Decía Mario Benedetti: “El olvido está lleno de memoria” y es que a veces la palabra “orfandad” no sólo significa perder a los padres sino también a nuestra familia o a la que consideramos que son parte importante de nuestras vidas. Nos convertimos en testigos de cómo los pilares de nuestras vidas se van debilitando, intentamos detener el tiempo, resanamos cada vez más y más hasta que el castillo se vence, por más lágrimas, lucha, oraciones, meditaciones; el tiempo se agota y algunas veces arrasa con todo.
Nuestras personas más amadas nos dejan una lista interminable de anécdotas, risas, carcajadas, lágrimas, momentos que solo la memoria del corazón puede atesorar.

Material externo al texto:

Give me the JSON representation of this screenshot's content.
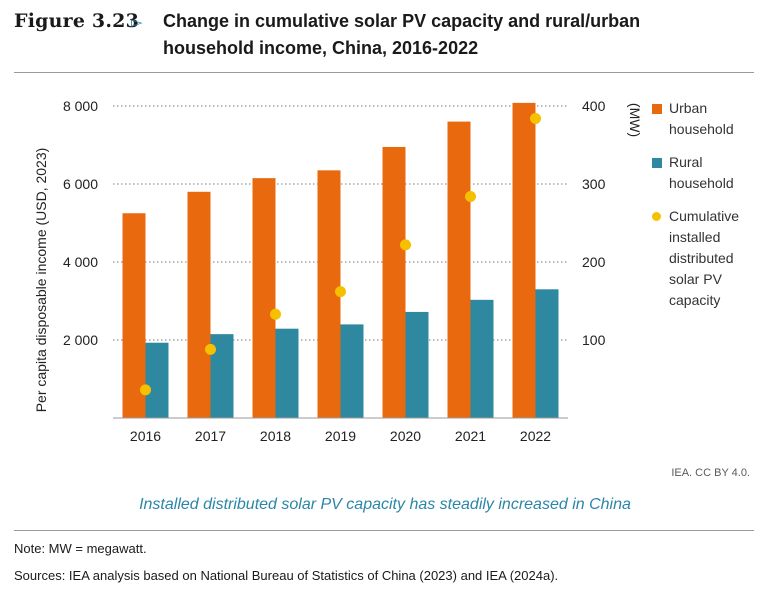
{
  "header": {
    "figure_label": "Figure 3.23",
    "title": "Change in cumulative solar PV capacity and rural/urban household income, China, 2016-2022"
  },
  "credit": "IEA. CC BY 4.0.",
  "caption": "Installed distributed solar PV capacity has steadily increased in China",
  "note": "Note: MW = megawatt.",
  "sources": "Sources: IEA analysis based on National Bureau of Statistics of China (2023) and IEA (2024a).",
  "colors": {
    "urban": "#e8690e",
    "rural": "#2e88a0",
    "capacity": "#f5c000",
    "grid": "#7a7a7a"
  },
  "chart_data": {
    "type": "bar",
    "categories": [
      "2016",
      "2017",
      "2018",
      "2019",
      "2020",
      "2021",
      "2022"
    ],
    "ylabel": "Per capita disposable income (USD, 2023)",
    "y2label": "(MW)",
    "ylim": [
      0,
      8000
    ],
    "y2lim": [
      0,
      400
    ],
    "yticks": [
      2000,
      4000,
      6000,
      8000
    ],
    "yticklabels": [
      "2 000",
      "4 000",
      "6 000",
      "8 000"
    ],
    "y2ticks": [
      100,
      200,
      300,
      400
    ],
    "y2ticklabels": [
      "100",
      "200",
      "300",
      "400"
    ],
    "grid": true,
    "legend_position": "right",
    "series": [
      {
        "name": "Urban household",
        "type": "bar",
        "axis": "left",
        "values": [
          5250,
          5800,
          6150,
          6350,
          6950,
          7600,
          8080
        ]
      },
      {
        "name": "Rural household",
        "type": "bar",
        "axis": "left",
        "values": [
          1930,
          2150,
          2290,
          2400,
          2720,
          3030,
          3300
        ]
      },
      {
        "name": "Cumulative installed distributed solar PV capacity",
        "type": "scatter",
        "axis": "right",
        "values": [
          36,
          88,
          133,
          162,
          222,
          284,
          384
        ]
      }
    ]
  },
  "legend": {
    "urban": [
      "Urban",
      "household"
    ],
    "rural": [
      "Rural",
      "household"
    ],
    "capacity": [
      "Cumulative",
      "installed",
      "distributed",
      "solar PV",
      "capacity"
    ]
  }
}
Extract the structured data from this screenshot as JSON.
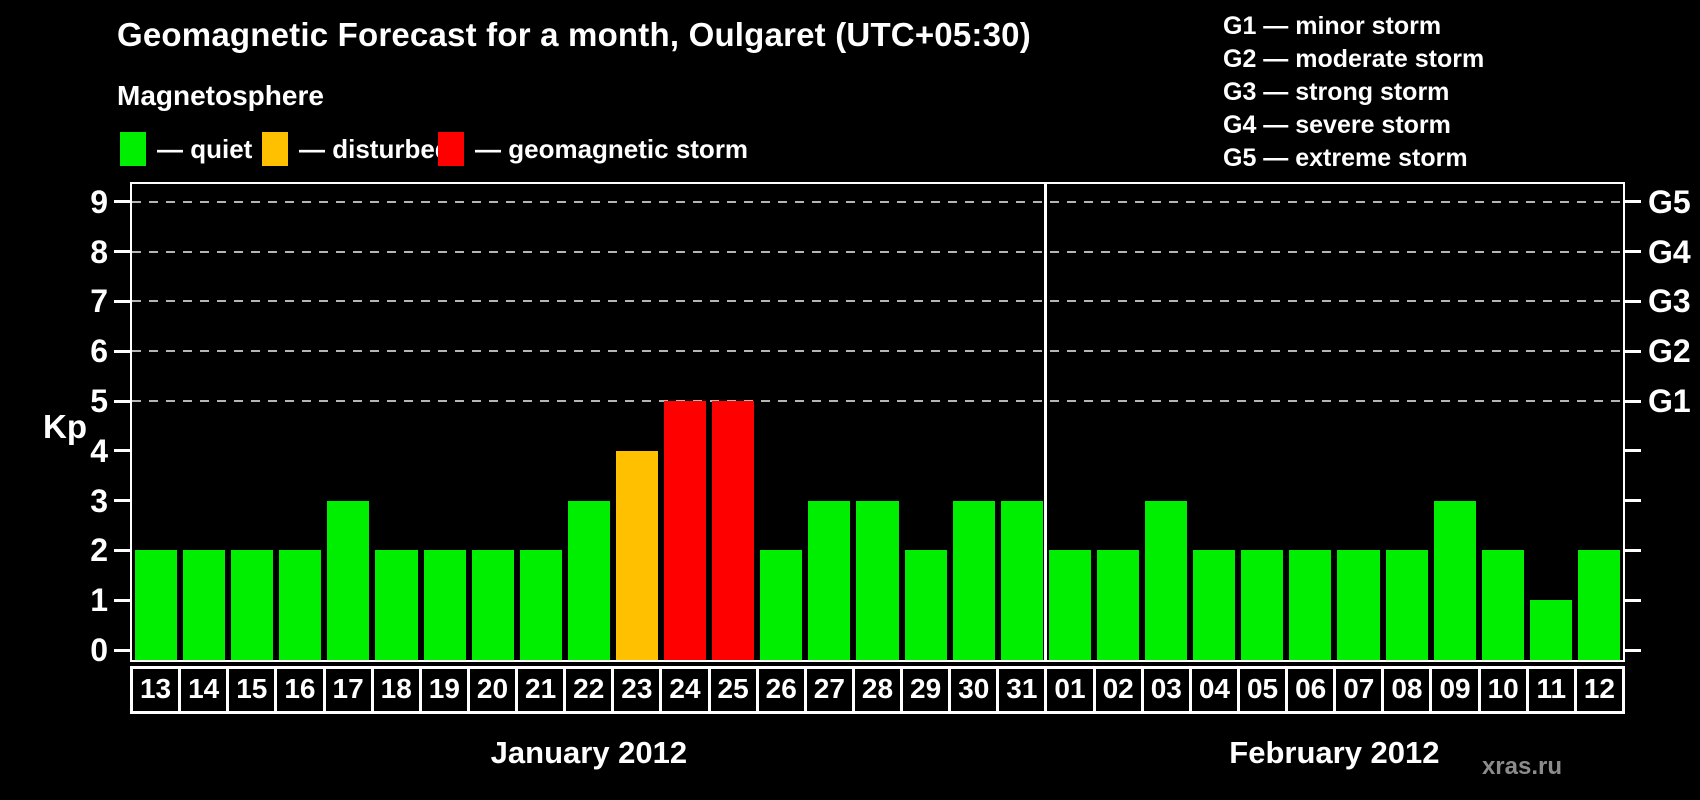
{
  "title": "Geomagnetic Forecast for a month, Oulgaret (UTC+05:30)",
  "legend": {
    "heading": "Magnetosphere",
    "items": [
      {
        "key": "quiet",
        "label": "— quiet",
        "color": "#00ee00"
      },
      {
        "key": "disturbed",
        "label": "— disturbed",
        "color": "#ffc000"
      },
      {
        "key": "storm",
        "label": "— geomagnetic storm",
        "color": "#ff0000"
      }
    ]
  },
  "g_legend": [
    "G1 — minor storm",
    "G2 — moderate storm",
    "G3 — strong storm",
    "G4 — severe storm",
    "G5 — extreme storm"
  ],
  "watermark": "xras.ru",
  "chart_data": {
    "type": "bar",
    "title": "Geomagnetic Forecast for a month, Oulgaret (UTC+05:30)",
    "xlabel": "",
    "ylabel": "Kp",
    "ylim": [
      0,
      9
    ],
    "y_ticks": [
      0,
      1,
      2,
      3,
      4,
      5,
      6,
      7,
      8,
      9
    ],
    "gridlines_at_kp": [
      5,
      6,
      7,
      8,
      9
    ],
    "grid": "horizontal-dashed",
    "legend_position": "top-left",
    "right_axis_labels": [
      {
        "kp": 5,
        "label": "G1"
      },
      {
        "kp": 6,
        "label": "G2"
      },
      {
        "kp": 7,
        "label": "G3"
      },
      {
        "kp": 8,
        "label": "G4"
      },
      {
        "kp": 9,
        "label": "G5"
      }
    ],
    "months": [
      {
        "label": "January 2012",
        "days": [
          {
            "day": "13",
            "kp": 2,
            "status": "quiet"
          },
          {
            "day": "14",
            "kp": 2,
            "status": "quiet"
          },
          {
            "day": "15",
            "kp": 2,
            "status": "quiet"
          },
          {
            "day": "16",
            "kp": 2,
            "status": "quiet"
          },
          {
            "day": "17",
            "kp": 3,
            "status": "quiet"
          },
          {
            "day": "18",
            "kp": 2,
            "status": "quiet"
          },
          {
            "day": "19",
            "kp": 2,
            "status": "quiet"
          },
          {
            "day": "20",
            "kp": 2,
            "status": "quiet"
          },
          {
            "day": "21",
            "kp": 2,
            "status": "quiet"
          },
          {
            "day": "22",
            "kp": 3,
            "status": "quiet"
          },
          {
            "day": "23",
            "kp": 4,
            "status": "disturbed"
          },
          {
            "day": "24",
            "kp": 5,
            "status": "storm"
          },
          {
            "day": "25",
            "kp": 5,
            "status": "storm"
          },
          {
            "day": "26",
            "kp": 2,
            "status": "quiet"
          },
          {
            "day": "27",
            "kp": 3,
            "status": "quiet"
          },
          {
            "day": "28",
            "kp": 3,
            "status": "quiet"
          },
          {
            "day": "29",
            "kp": 2,
            "status": "quiet"
          },
          {
            "day": "30",
            "kp": 3,
            "status": "quiet"
          },
          {
            "day": "31",
            "kp": 3,
            "status": "quiet"
          }
        ]
      },
      {
        "label": "February 2012",
        "days": [
          {
            "day": "01",
            "kp": 2,
            "status": "quiet"
          },
          {
            "day": "02",
            "kp": 2,
            "status": "quiet"
          },
          {
            "day": "03",
            "kp": 3,
            "status": "quiet"
          },
          {
            "day": "04",
            "kp": 2,
            "status": "quiet"
          },
          {
            "day": "05",
            "kp": 2,
            "status": "quiet"
          },
          {
            "day": "06",
            "kp": 2,
            "status": "quiet"
          },
          {
            "day": "07",
            "kp": 2,
            "status": "quiet"
          },
          {
            "day": "08",
            "kp": 2,
            "status": "quiet"
          },
          {
            "day": "09",
            "kp": 3,
            "status": "quiet"
          },
          {
            "day": "10",
            "kp": 2,
            "status": "quiet"
          },
          {
            "day": "11",
            "kp": 1,
            "status": "quiet"
          },
          {
            "day": "12",
            "kp": 2,
            "status": "quiet"
          }
        ]
      }
    ]
  }
}
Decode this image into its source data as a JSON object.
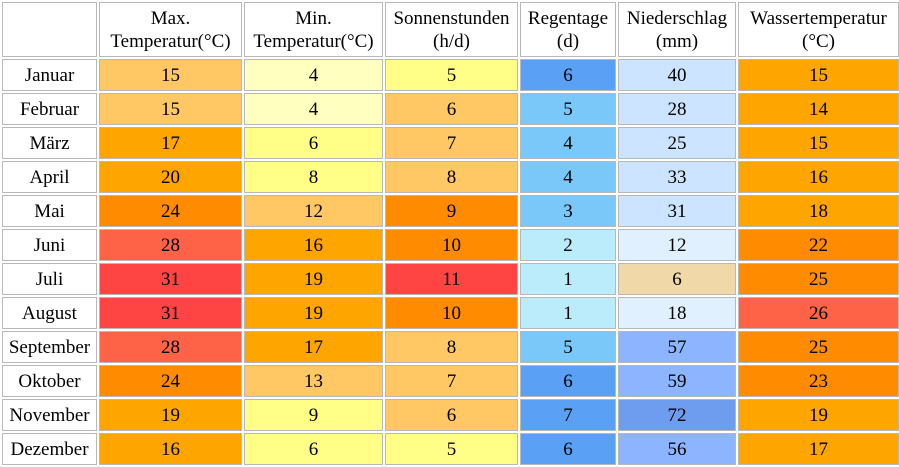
{
  "table": {
    "headers": [
      {
        "line1": "Max.",
        "line2": "Temperatur(°C)"
      },
      {
        "line1": "Min.",
        "line2": "Temperatur(°C)"
      },
      {
        "line1": "Sonnenstunden",
        "line2": "(h/d)"
      },
      {
        "line1": "Regentage",
        "line2": "(d)"
      },
      {
        "line1": "Niederschlag",
        "line2": "(mm)"
      },
      {
        "line1": "Wassertemperatur",
        "line2": "(°C)"
      }
    ],
    "rows": [
      {
        "month": "Januar",
        "max": "15",
        "min": "4",
        "sun": "5",
        "rain_days": "6",
        "precip": "40",
        "water": "15"
      },
      {
        "month": "Februar",
        "max": "15",
        "min": "4",
        "sun": "6",
        "rain_days": "5",
        "precip": "28",
        "water": "14"
      },
      {
        "month": "März",
        "max": "17",
        "min": "6",
        "sun": "7",
        "rain_days": "4",
        "precip": "25",
        "water": "15"
      },
      {
        "month": "April",
        "max": "20",
        "min": "8",
        "sun": "8",
        "rain_days": "4",
        "precip": "33",
        "water": "16"
      },
      {
        "month": "Mai",
        "max": "24",
        "min": "12",
        "sun": "9",
        "rain_days": "3",
        "precip": "31",
        "water": "18"
      },
      {
        "month": "Juni",
        "max": "28",
        "min": "16",
        "sun": "10",
        "rain_days": "2",
        "precip": "12",
        "water": "22"
      },
      {
        "month": "Juli",
        "max": "31",
        "min": "19",
        "sun": "11",
        "rain_days": "1",
        "precip": "6",
        "water": "25"
      },
      {
        "month": "August",
        "max": "31",
        "min": "19",
        "sun": "10",
        "rain_days": "1",
        "precip": "18",
        "water": "26"
      },
      {
        "month": "September",
        "max": "28",
        "min": "17",
        "sun": "8",
        "rain_days": "5",
        "precip": "57",
        "water": "25"
      },
      {
        "month": "Oktober",
        "max": "24",
        "min": "13",
        "sun": "7",
        "rain_days": "6",
        "precip": "59",
        "water": "23"
      },
      {
        "month": "November",
        "max": "19",
        "min": "9",
        "sun": "6",
        "rain_days": "7",
        "precip": "72",
        "water": "19"
      },
      {
        "month": "Dezember",
        "max": "16",
        "min": "6",
        "sun": "5",
        "rain_days": "6",
        "precip": "56",
        "water": "17"
      }
    ]
  },
  "colors": {
    "max": [
      "#ffc864",
      "#ffc864",
      "#ffa500",
      "#ffa500",
      "#ff8c00",
      "#ff6347",
      "#ff4444",
      "#ff4444",
      "#ff6347",
      "#ff8c00",
      "#ffa500",
      "#ffa500"
    ],
    "min": [
      "#ffffc0",
      "#ffffc0",
      "#ffff88",
      "#ffff88",
      "#ffc864",
      "#ffa500",
      "#ffa500",
      "#ffa500",
      "#ffa500",
      "#ffc864",
      "#ffff88",
      "#ffff88"
    ],
    "sun": [
      "#ffff88",
      "#ffc864",
      "#ffc864",
      "#ffc864",
      "#ff8c00",
      "#ff8c00",
      "#ff4444",
      "#ff8c00",
      "#ffc864",
      "#ffc864",
      "#ffc864",
      "#ffff88"
    ],
    "rain_days": [
      "#5aa0f5",
      "#7ac8fa",
      "#7ac8fa",
      "#7ac8fa",
      "#7ac8fa",
      "#bbecfc",
      "#bbecfc",
      "#bbecfc",
      "#7ac8fa",
      "#5aa0f5",
      "#5aa0f5",
      "#5aa0f5"
    ],
    "precip": [
      "#cce4ff",
      "#cce4ff",
      "#cce4ff",
      "#cce4ff",
      "#cce4ff",
      "#e0f0ff",
      "#f0d8a8",
      "#e0f0ff",
      "#8cb4ff",
      "#8cb4ff",
      "#6e9cef",
      "#8cb4ff"
    ],
    "water": [
      "#ffa500",
      "#ffa500",
      "#ffa500",
      "#ffa500",
      "#ffa500",
      "#ff8c00",
      "#ff8c00",
      "#ff6347",
      "#ff8c00",
      "#ff8c00",
      "#ffa500",
      "#ffa500"
    ]
  }
}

El Dr. Sánchez Mejía me dejó su voz, su sabiduría. Un libro acerca de Frida Kalho que él escribió a conciencia, con el talente único que tenia. En él percibí el amor incondicional a su familia, el gozo de la conversación y compañerismo. El rotundo y profundo amor a sus hijos y también me dejó su corto y dolorosísimo adiós.
Algunos conservamos imágenes en la memoria y al cerrar los ojos bogamos hacia esos momentos que nos mostraron que la vida se debe de vivir con el más profundo amor, aprendiendo, valorando cada día. Dejando de lado momentos en que juramos venganza ¿para qué guardar tanta ira y tanto resentimiento si al final nos iremos desnudos hacia ésa dimensión de donde nadie vuelve?
Recuerdo la última vez que lo vi, estaba sentado en su cama, ya con su cabello ralo, su palidez le hacía embellecer el color prístino de sus ojos; sus manos suaves y tibias, la mirada llena de amor, de preguntas. Besé sus manos y su frente, diciéndole cuánto le amaba y me marché de su casa, tan rota como la parte de mi vida que se quedaba vacía.
Nadie está preparado para decir adiós por más cursos de tanatología que tomemos, por más filosofía hindú que leamos. Nadie está preparado para fracturarse y guardar en cajas la vida de sus padres, de sus amigos, de la familia o de las dos imágenes que durante años viste como padres. De tus mascotas amadas. Nadie está preparado para decir adiós por más sano que sea soltarlos al aire como un globo rojo en forma de corazón mientras nos curamos la herida tan profunda que nos deja su ausencia.
La vida me dio el don de inmortalizar sus vidas, guardo conversaciones, fotografías, videos, servilletas escritas con tinta negra de su puño y letra, pero lo que más atesoro son los momentos que fui dichosa, en donde pensé que la vida jamás se toparía con la muerte y que por siempre vivirían.
¿Les ha sucedido que al verse cubiertos de dolor cierran los ojos y contemplan los días maravillosos que tuvieron al lado de todas esas personas que amaron y cuando los abren se juran construirse con amor, bajo esos valores? Toda esa herencia que nos dejaron es para hacerlos eternos. Una amiga muy amada me dijo entre lágrimas días después del fallecimiento de su mamá: “Haré todo lo posible para ser una buena persona, para poder ver de nuevo a mi mamá”
La orfandad es aquella que nos hace sentir el profundo vacío que deja un adiós pero también es aquello que nos provoca ir construyendo castillos en la eternidad para alimentarnos día a día con lo que nos hace ser felices.